What makes these churches distinctive from others? The greatest difference is "intentionality," a communal decision to return to traditional Christian spiritual practices or to adopt practices of other religions, said Diana Butler Bass, director of a two-year study of reemergent emotionalism in these and other mainline Protestant churches.
In the 1990s, individuals who felt spiritually bereft complemented their church experience by spending a week in silence at a monastery, taking yoga or meditation classes or looking for the latest place to walk the labyrinth. Now mainline churches are bringing those practices into congregational life, and individual spiritual seekers are realizing they are not alone, said Bass, a senior research fellow at Virginia Theological Seminary in Alexandria and author of last year's book "The Practicing Congregation: Imagining a New Old Church."

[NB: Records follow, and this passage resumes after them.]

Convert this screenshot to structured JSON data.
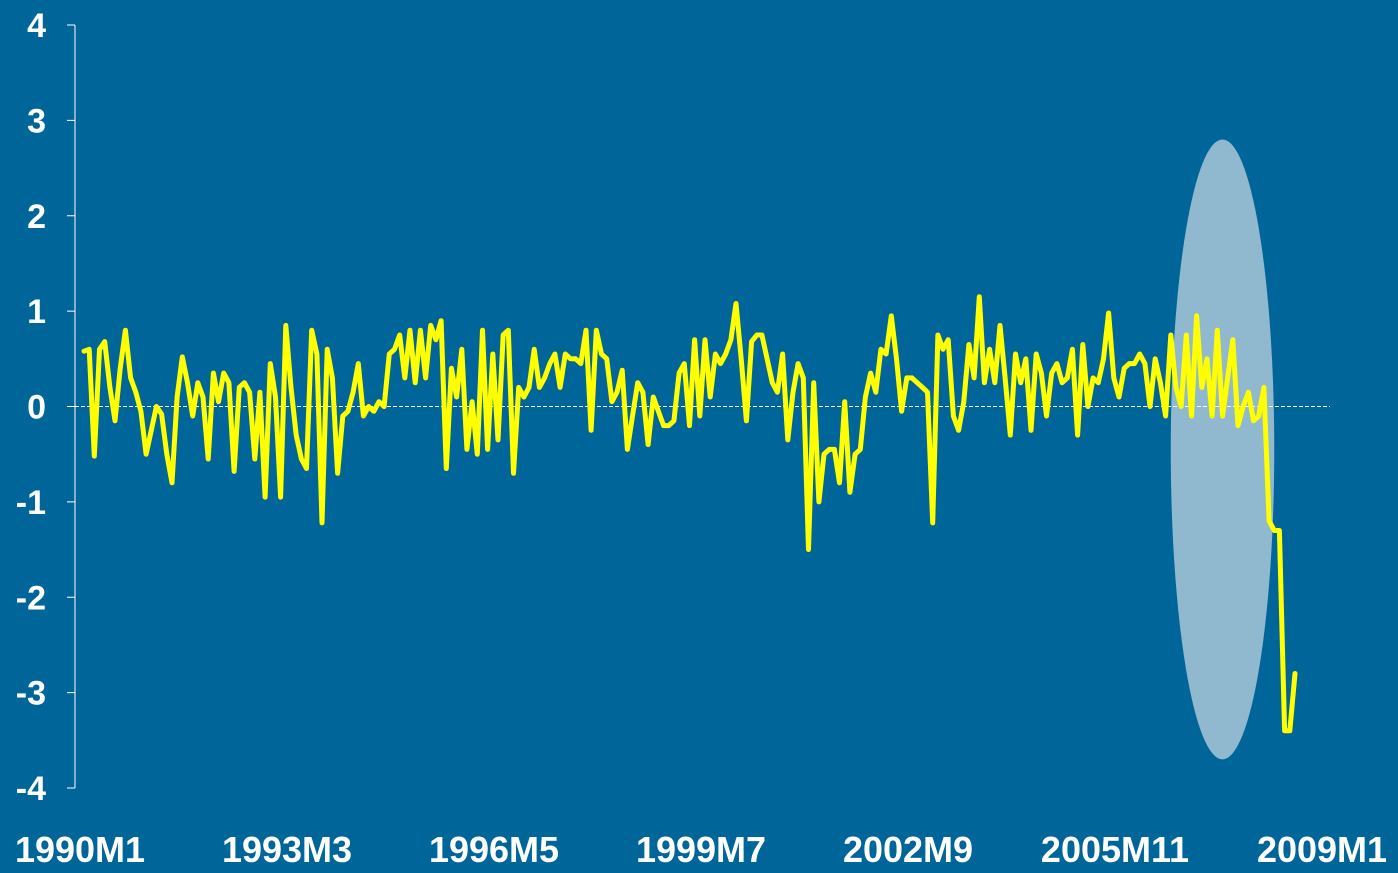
{
  "colors": {
    "background": "#006699",
    "series_line": "#ffff00",
    "axis": "#ffffff",
    "highlight": "#a9c8d8"
  },
  "chart_data": {
    "type": "line",
    "title": "",
    "xlabel": "",
    "ylabel": "",
    "x_start": "1990M1",
    "frequency": "monthly",
    "x_tick_labels": [
      "1990M1",
      "1993M3",
      "1996M5",
      "1999M7",
      "2002M9",
      "2005M11",
      "2009M1"
    ],
    "y_tick_labels": [
      "4",
      "3",
      "2",
      "1",
      "0",
      "-1",
      "-2",
      "-3",
      "-4"
    ],
    "ylim": [
      -4,
      4
    ],
    "y_ticks": [
      4,
      3,
      2,
      1,
      0,
      -1,
      -2,
      -3,
      -4
    ],
    "zero_line": true,
    "grid": false,
    "legend": "none",
    "highlight": {
      "shape": "ellipse",
      "x_range": [
        "2007M7",
        "2009M3"
      ],
      "y_range": [
        -3.7,
        2.8
      ]
    },
    "series": [
      {
        "values": [
          0.58,
          0.6,
          -0.52,
          0.6,
          0.68,
          0.2,
          -0.15,
          0.4,
          0.8,
          0.3,
          0.15,
          -0.05,
          -0.5,
          -0.25,
          0.0,
          -0.08,
          -0.5,
          -0.8,
          0.1,
          0.52,
          0.25,
          -0.1,
          0.25,
          0.1,
          -0.55,
          0.35,
          0.05,
          0.35,
          0.25,
          -0.68,
          0.2,
          0.25,
          0.15,
          -0.55,
          0.15,
          -0.95,
          0.45,
          0.1,
          -0.95,
          0.85,
          0.2,
          -0.3,
          -0.55,
          -0.65,
          0.8,
          0.55,
          -1.22,
          0.6,
          0.3,
          -0.7,
          -0.1,
          -0.05,
          0.15,
          0.45,
          -0.1,
          0.0,
          -0.05,
          0.05,
          0.0,
          0.55,
          0.6,
          0.75,
          0.3,
          0.8,
          0.25,
          0.8,
          0.3,
          0.85,
          0.7,
          0.9,
          -0.65,
          0.4,
          0.1,
          0.6,
          -0.45,
          0.05,
          -0.5,
          0.8,
          -0.45,
          0.55,
          -0.35,
          0.75,
          0.8,
          -0.7,
          0.2,
          0.1,
          0.2,
          0.6,
          0.2,
          0.3,
          0.45,
          0.55,
          0.2,
          0.55,
          0.5,
          0.5,
          0.45,
          0.8,
          -0.25,
          0.8,
          0.55,
          0.5,
          0.05,
          0.15,
          0.38,
          -0.45,
          -0.1,
          0.25,
          0.15,
          -0.4,
          0.1,
          -0.05,
          -0.2,
          -0.2,
          -0.15,
          0.35,
          0.45,
          -0.2,
          0.7,
          -0.1,
          0.7,
          0.1,
          0.55,
          0.45,
          0.55,
          0.7,
          1.08,
          0.5,
          -0.15,
          0.68,
          0.75,
          0.75,
          0.5,
          0.25,
          0.15,
          0.55,
          -0.35,
          0.15,
          0.45,
          0.3,
          -1.5,
          0.25,
          -1.0,
          -0.5,
          -0.45,
          -0.45,
          -0.8,
          0.05,
          -0.9,
          -0.5,
          -0.45,
          0.1,
          0.35,
          0.15,
          0.6,
          0.55,
          0.95,
          0.5,
          -0.05,
          0.3,
          0.3,
          0.25,
          0.2,
          0.15,
          -1.22,
          0.75,
          0.6,
          0.7,
          -0.1,
          -0.25,
          0.05,
          0.65,
          0.3,
          1.15,
          0.25,
          0.6,
          0.25,
          0.85,
          0.3,
          -0.3,
          0.55,
          0.25,
          0.5,
          -0.25,
          0.55,
          0.35,
          -0.1,
          0.35,
          0.45,
          0.25,
          0.3,
          0.6,
          -0.3,
          0.65,
          0.0,
          0.3,
          0.25,
          0.5,
          0.98,
          0.3,
          0.1,
          0.4,
          0.45,
          0.45,
          0.55,
          0.45,
          0.0,
          0.5,
          0.25,
          -0.1,
          0.75,
          0.2,
          0.0,
          0.75,
          -0.1,
          0.95,
          0.2,
          0.5,
          -0.1,
          0.8,
          -0.1,
          0.3,
          0.7,
          -0.2,
          0.0,
          0.15,
          -0.15,
          -0.1,
          0.2,
          -1.2,
          -1.3,
          -1.3,
          -3.4,
          -3.4,
          -2.8
        ]
      }
    ]
  }
}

"I thought I was the only one out there until the urban abbey happened and suddenly there were 29 others saying, 'We want it, too!' " said Angela Churchill, 45, a businesswoman and former Peace Corps volunteer who helped organize St. George's urban abbey.
Raised Southern Baptist, Churchill became an Episcopalian 20 years ago but found herself disenchanted with what she perceived as too much routine and too little spiritual direction. "People get so busy doing the church they forget to be the church," she said.
At the heart of the urban abbey are monthly "listening groups," where five to six members gather to share personal concerns and sit quietly until God speaks to one of them -- much like a Quaker meeting. "These groups are very powerful, providing a bond that promotes our spiritual growth as a community," Churchill said.
Many mainliners view the religious objectivity long valued by the country's oldest Protestant denominations as a liability, noting that it is one of the reasons Americans give for leaving organized religion -- or for switching to the more highly charged, rapidly growing evangelical Protestant movement.